Das wiederholt sich jetzt bei der zweiten Mietrechtsnovelle. Die aufgeführten Punkte schmälern den üppigen Profit. Dadurch, dass die Miete nach Sanierung dauerhaft erhöht werden kann, auch wenn die Sanierung längst abgezahlt ist, zahlt am Ende die Mieterin oder der Mieter die ganze Zeche und es ist eine Einladung zu teuren, aber oft sinnlosen Modernisierungen. Auch ein breiter aufgestellter Mietspiegel bedeutet, dass mehr und auch günstigere Mieten mit eingerechnet werden und Vermieter Mieten geringer erhöhen können.
Uns Linken gehen die Forderungen der zweiten Mietrechtsnovelle nicht weit genug. Wir wollen die Modernisierungsumlage komplett abschaffen. Es ist völlig unverständlich, dass selbst dieser weiche Gesetzentwurf von der Union blockiert wird und die SPD nicht darum kämpft.
Wie bewerten Sie insgesamt die Wohnungspolitik der schwarz-roten Regierung in dieser Legislaturperiode? Welche Verbesserungen hätten aus Ihrer Sicht unbedingt umgesetzt werden müssen?
Caren Lay: Wenn ich Schulnoten geben müsste, würde ich sagen: 5, also mangelhaft. Tatsächlich hat diese Bundesregierung in vier Jahren neben einer nicht funktionierenden Mietpreisbremse nur noch eine viel zu geringe Erhöhung der Mittel für den sozialen Wohnungsbau geschafft. Es ist gut, dass nun eine Milliarde Euro mehr für den Bau von Sozialwohnungen zur Verfügung steht, aber es nützt offenbar nichts, weil das Geld größtenteils zweckentfremdet wird. Neben ein paar tausend Sozialwohnungen mehr pro Jahr fallen immer noch zehntausende aus der Sozialbindung, sodass wir immer noch ein Minus von 45.000 Sozialwohnungen jährlich haben.

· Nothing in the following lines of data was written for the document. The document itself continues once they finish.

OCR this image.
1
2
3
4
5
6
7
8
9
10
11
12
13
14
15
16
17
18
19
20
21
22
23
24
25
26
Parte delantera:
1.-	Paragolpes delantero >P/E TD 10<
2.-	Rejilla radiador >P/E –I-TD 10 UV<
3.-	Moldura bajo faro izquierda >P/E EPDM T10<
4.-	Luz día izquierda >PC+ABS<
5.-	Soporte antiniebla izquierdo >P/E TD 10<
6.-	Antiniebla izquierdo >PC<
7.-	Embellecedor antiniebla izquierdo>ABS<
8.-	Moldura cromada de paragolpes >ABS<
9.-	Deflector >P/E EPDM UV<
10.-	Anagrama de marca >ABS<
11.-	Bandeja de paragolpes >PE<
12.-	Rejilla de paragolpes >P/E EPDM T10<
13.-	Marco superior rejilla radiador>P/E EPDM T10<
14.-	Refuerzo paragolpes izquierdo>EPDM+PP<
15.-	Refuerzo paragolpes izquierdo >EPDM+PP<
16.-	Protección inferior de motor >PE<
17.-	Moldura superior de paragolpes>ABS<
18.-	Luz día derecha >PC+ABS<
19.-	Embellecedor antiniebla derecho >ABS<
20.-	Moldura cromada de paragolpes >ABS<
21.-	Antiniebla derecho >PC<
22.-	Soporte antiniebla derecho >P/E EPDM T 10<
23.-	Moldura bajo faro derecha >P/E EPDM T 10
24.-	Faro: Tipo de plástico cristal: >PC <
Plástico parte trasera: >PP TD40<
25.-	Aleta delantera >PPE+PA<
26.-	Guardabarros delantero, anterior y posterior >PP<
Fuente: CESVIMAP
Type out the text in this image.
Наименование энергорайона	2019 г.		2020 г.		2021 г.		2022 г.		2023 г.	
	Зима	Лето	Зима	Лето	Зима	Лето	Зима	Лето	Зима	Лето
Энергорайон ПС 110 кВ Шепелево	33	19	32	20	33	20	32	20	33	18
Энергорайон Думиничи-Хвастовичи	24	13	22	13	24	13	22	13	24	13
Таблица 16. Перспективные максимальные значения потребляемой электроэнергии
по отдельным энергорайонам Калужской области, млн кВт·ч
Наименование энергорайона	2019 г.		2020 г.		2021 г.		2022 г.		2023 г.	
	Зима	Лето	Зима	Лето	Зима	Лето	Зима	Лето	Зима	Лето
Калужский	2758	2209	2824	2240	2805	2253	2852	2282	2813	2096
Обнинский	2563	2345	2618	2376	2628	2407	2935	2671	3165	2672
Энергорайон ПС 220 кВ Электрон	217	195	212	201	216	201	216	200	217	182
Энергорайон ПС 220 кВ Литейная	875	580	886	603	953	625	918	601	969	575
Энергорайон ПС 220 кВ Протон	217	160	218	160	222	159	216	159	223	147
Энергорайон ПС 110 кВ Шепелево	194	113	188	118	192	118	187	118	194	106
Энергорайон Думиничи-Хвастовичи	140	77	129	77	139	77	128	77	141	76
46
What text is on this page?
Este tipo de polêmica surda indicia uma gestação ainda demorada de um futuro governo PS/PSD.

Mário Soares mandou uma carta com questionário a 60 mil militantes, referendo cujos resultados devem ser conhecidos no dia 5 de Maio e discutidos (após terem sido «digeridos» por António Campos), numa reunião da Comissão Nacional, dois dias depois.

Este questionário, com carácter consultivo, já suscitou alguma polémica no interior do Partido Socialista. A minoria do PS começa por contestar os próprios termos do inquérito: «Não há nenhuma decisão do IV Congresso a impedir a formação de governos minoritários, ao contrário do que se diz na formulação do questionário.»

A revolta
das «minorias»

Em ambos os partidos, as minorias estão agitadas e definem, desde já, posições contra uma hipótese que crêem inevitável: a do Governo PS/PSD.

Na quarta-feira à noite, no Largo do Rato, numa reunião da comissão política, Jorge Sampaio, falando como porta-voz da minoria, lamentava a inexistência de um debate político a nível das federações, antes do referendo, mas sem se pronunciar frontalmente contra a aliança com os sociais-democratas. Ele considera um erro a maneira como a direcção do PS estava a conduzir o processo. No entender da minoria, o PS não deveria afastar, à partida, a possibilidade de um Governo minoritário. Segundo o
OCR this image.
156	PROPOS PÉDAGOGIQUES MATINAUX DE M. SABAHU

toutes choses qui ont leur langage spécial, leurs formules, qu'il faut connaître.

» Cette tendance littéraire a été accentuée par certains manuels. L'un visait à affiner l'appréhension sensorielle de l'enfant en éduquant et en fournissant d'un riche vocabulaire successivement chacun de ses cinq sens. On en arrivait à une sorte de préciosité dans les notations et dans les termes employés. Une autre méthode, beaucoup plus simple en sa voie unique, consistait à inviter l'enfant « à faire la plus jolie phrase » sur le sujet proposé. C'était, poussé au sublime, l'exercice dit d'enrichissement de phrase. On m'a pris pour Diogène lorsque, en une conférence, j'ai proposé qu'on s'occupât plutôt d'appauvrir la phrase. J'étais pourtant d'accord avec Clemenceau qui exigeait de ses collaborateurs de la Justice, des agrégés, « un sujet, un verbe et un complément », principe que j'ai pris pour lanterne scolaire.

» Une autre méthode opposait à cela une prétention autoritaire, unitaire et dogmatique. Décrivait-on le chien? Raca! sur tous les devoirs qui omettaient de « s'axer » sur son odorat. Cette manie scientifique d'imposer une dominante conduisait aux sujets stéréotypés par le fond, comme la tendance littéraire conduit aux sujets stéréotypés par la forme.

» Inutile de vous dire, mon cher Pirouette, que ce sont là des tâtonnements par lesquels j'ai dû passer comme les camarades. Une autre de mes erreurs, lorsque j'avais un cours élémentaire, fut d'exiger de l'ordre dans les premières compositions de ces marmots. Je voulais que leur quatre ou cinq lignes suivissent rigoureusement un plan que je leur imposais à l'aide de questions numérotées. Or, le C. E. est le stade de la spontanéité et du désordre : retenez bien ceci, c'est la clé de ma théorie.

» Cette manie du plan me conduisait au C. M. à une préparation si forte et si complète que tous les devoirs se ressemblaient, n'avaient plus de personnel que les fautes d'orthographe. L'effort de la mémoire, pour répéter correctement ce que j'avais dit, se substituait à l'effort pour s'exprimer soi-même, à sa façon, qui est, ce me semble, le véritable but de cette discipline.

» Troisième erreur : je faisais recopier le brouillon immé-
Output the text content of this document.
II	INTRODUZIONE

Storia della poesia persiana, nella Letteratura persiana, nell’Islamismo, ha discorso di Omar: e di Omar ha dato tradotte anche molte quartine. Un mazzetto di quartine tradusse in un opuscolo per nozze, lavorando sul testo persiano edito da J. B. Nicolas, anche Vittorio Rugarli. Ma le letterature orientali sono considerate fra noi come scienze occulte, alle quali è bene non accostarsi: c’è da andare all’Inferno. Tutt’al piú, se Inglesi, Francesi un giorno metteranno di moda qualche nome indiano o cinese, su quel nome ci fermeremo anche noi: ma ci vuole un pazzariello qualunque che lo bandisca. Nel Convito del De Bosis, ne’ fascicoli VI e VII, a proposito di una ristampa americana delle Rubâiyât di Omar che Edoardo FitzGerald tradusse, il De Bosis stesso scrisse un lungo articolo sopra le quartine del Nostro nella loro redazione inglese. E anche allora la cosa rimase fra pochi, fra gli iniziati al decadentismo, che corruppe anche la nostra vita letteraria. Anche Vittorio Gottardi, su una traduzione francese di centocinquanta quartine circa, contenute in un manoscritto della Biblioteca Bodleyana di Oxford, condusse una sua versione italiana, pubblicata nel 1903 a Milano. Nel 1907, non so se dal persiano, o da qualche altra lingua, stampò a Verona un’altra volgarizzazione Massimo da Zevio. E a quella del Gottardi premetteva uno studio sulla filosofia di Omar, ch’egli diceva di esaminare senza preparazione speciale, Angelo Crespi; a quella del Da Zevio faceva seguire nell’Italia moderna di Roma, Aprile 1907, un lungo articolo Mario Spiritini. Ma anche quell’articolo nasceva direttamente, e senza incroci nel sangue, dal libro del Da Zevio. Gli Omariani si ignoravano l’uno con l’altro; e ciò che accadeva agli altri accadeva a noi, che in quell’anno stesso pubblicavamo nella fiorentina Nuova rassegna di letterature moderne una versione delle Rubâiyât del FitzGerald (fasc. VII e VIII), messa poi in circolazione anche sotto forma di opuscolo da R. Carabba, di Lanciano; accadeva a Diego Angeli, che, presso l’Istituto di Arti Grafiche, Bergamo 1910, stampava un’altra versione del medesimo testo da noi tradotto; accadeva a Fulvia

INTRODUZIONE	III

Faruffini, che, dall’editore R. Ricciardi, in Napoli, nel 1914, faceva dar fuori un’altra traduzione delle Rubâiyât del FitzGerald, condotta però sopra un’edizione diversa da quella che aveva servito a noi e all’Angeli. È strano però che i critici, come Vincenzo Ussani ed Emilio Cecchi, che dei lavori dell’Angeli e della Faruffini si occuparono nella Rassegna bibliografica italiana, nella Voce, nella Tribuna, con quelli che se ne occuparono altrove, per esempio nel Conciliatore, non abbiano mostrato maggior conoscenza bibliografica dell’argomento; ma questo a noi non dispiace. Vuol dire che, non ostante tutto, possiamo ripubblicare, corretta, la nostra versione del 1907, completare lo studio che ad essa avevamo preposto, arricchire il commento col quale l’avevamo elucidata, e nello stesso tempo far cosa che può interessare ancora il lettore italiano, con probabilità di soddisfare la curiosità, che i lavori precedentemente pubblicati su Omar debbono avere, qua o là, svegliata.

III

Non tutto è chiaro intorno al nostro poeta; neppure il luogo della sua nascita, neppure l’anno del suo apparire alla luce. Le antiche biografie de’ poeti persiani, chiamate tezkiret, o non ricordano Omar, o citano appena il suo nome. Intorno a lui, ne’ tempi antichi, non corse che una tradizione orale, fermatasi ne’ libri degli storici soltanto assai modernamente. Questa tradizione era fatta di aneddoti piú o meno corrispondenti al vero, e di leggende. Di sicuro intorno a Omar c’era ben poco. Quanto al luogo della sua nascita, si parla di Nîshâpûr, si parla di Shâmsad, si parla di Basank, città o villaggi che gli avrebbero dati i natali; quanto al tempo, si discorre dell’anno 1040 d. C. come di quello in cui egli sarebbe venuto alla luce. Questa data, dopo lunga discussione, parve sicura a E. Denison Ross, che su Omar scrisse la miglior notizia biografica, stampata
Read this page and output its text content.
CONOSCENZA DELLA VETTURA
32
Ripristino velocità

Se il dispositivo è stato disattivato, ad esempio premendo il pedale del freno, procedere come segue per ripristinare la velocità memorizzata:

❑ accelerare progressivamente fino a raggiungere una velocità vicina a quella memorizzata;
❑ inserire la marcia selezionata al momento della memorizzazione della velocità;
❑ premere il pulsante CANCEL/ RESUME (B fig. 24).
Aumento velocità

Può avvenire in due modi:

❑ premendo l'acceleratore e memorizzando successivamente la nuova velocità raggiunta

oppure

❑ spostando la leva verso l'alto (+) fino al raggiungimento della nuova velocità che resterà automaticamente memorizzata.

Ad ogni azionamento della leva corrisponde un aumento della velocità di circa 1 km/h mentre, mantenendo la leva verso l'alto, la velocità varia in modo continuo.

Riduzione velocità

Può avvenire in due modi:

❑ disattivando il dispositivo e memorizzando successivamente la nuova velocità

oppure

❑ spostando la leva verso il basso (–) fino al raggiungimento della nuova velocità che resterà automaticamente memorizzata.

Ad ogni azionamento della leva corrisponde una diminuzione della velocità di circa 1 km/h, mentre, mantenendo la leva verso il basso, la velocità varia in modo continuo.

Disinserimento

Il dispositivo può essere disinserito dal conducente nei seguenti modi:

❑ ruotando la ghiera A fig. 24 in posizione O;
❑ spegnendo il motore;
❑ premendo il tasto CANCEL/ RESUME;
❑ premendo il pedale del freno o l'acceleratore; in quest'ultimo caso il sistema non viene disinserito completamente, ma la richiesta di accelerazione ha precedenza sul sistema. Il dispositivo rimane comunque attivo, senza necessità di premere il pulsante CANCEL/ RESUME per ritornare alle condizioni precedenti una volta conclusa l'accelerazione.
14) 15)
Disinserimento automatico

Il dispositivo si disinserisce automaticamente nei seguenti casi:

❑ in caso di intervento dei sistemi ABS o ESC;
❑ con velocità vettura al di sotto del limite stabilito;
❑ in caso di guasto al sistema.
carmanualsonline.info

Neben wirksamen Gesetzen zum Schutz von Mieterinnen und Mietern brauchen wir auch den Neustart im sozialen, gemeinnützigen Wohnungsbau. Zudem ist es notwendig, dass Flächen der Bundesanstalt für Immobilienaufgaben nicht mehr nach Höchstpreisverfahren, sondern danach vergeben werden, ob dort günstig gebaut und vermietet wird.
Vielen Dank für das Interview, Frau Lay.